The safety and security of our stakeholders’ data (including customers, employees, partners and suppliers), and the reliability of our products and services, are important to Changi Airport Group (S) Pte. Ltd. (“CAG”). Therefore, we aim to design and develop products and services with high levels of security and reliability. Despite our best efforts, due to the complex and sophisticated nature of our products and services, vulnerabilities and errors may still be present. CAG’s vulnerability disclosure program is part of our efforts to enhance its cybersecurity posture, especially as it relates to our products and services. This VDP describes CAG’s vulnerability disclosure program and sets out CAG’s approach to requesting and receiving reports related to potential vulnerabilities and errors in our products and services.
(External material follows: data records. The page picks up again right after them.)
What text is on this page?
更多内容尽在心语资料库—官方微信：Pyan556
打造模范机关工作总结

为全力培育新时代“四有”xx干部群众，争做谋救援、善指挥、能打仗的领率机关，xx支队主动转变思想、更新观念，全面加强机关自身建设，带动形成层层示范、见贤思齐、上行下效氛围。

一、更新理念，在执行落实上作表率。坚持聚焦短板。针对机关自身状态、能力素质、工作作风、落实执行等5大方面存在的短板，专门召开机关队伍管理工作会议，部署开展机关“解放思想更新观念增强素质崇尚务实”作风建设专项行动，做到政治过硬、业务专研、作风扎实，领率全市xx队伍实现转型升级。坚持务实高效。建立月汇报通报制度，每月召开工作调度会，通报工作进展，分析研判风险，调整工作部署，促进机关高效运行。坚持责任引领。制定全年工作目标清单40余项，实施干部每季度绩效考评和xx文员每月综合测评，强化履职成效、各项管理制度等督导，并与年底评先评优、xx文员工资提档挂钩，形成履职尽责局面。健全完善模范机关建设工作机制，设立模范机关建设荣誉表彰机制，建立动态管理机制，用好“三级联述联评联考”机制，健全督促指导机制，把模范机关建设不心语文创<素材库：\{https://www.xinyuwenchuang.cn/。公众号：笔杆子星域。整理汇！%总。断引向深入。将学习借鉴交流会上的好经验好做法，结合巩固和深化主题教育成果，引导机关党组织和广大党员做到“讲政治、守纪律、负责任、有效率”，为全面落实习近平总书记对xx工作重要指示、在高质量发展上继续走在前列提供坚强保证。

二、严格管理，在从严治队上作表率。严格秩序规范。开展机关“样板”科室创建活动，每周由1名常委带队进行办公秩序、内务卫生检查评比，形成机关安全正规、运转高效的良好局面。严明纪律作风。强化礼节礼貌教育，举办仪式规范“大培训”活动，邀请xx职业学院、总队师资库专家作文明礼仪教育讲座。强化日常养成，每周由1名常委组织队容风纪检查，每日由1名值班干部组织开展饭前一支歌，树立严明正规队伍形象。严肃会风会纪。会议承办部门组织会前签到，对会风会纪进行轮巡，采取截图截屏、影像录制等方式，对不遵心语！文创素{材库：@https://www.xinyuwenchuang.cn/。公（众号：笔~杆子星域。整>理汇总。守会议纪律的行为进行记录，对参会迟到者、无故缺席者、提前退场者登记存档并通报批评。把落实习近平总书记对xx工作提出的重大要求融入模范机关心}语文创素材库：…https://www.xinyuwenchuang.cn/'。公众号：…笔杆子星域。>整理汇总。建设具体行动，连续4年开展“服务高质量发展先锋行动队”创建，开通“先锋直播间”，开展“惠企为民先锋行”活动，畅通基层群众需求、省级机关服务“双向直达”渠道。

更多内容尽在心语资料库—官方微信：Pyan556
This VDP also outlines the terms and conditions for responsible vulnerability reporting.
Products and services in this VDP refer to digital products and services provided by CAG through [https://www.changiairport.com and https://www.ishopchangi.com/].
Please note that CAG’s vulnerability disclosure program does not authorise, permit or endorse the taking of any action which may contravene applicable laws and regulations such as the Computer Misuse Act 1993. For the avoidance of doubt, any attempt to exploit or test suspected vulnerabilities such as by gaining unauthorised access to any computer/data is strictly prohibited, and neither permitted nor encouraged.
TERMS AND CONDITIONS
By submitting a report to CAG, or otherwise communicating to CAG regarding any vulnerabilities and errors, you agree that:
- CAG may use your report for any purpose deemed relevant by CAG, including without limitation, to correct any vulnerabilities and errors that you report, and without any attribution, credit or remuneration to you or any consultation with you.
- You have not exploited or used in any manner, and will not exploit or use in any manner other than for the purposes of reporting to CAG, the discovered vulnerabilities and/or errors.
- You have not engaged, and will not engage, in any actions (including testing/reconnaissance of systems) with the intention of harming CAG, its customers, employees, partners or suppliers.
- You have not used, misused, deleted, altered or destroyed, and will not use, misuse, delete, alter or destroy, any data that you have accessed or may be able to access in relation to the vulnerability and/or error discovered.
- You have not conducted, and will not conduct social engineering, spamming, phishing, denial-of-service or resource-exhaustion attacks, as it relates to CAG’s products and services.
- You have not breached, and will not breach, any applicable laws (such as the Computer Misuse Act 1993) in relation to and in connection with the submission of your report to CAG.
- You will not disclose to any third party any information related to your report, the vulnerabilities and/or errors reported, nor the fact that a vulnerability and/or error has been reported to CAG.
- CAG does not guarantee that you will receive any response from CAG related to your report. CAG will only contact your regarding your report if CAG (at its absolute discretion) deems it necessary.
- You agree that you are making your report without any expectation or requirement of reward or other benefit, financial or otherwise, and without any expectation that the vulnerabilities and/or errors reported are corrected by CAG.
- You will comply with the Code of Conduct for Participants of CAG’s Vulnerability Disclosure Programme.
- CAG shall not be liable for any expense, damage or loss of any kind which you may incur due to any action taken or not taken by us in relation to any vulnerability or error you may report.
- CAG shall not accept or assume any responsibility for the contents of any report you submit, or shall our acknowledgment or processing of such report constitute any kind of acceptance or endorsements of the contents of your report.
- A proof of concept regarding the reported vulnerability should not be malicious in nature, for example, but not limited to the following: tampering of existing data in database, adding bogus records in the database, or deletion of records. In the case where SQL injection vulnerability exist, querying for the version of database would be sufficient to demonstrate the ability to read database. Enumerating the existing rights in context of the SQL server session is also allowed. In time-based SQL context, showing that the response time varies and correspond to the different values set in sleep function would suffice. Showing hostname is sufficient for RCE vulnerabilities.
- You agree not to establish persistence by all means. A reverse shell or C2 connection back to your own C2 Infrastructure is strictly forbidden.
CODE OF CONDUCT FOR PARTICIPANTS OF CAG’S VULNERABILITY DISCLOSURE PROGRAMME
- Participants should act responsibly and with the sole purpose of reporting suspected vulnerabilities and errors.
- Participants shall avoid any kind of harm, damage or loss to individuals or organisations. These could be any actions that may cause interruption to or degradation of any services such as brute forcing as well as Distributed Denial of Service (“DDoS”) attacks.
- Participants shall not attempt to exfiltrate any computer data or publish details or publicly disclose any suspected vulnerabilities or errors to any third party apart from CAG.
- Upon detecting any vulnerability or error in CAG’s products or services, kindly notify CAG immediately by clicking the ‘Submit a report’ button at the bottom of the page.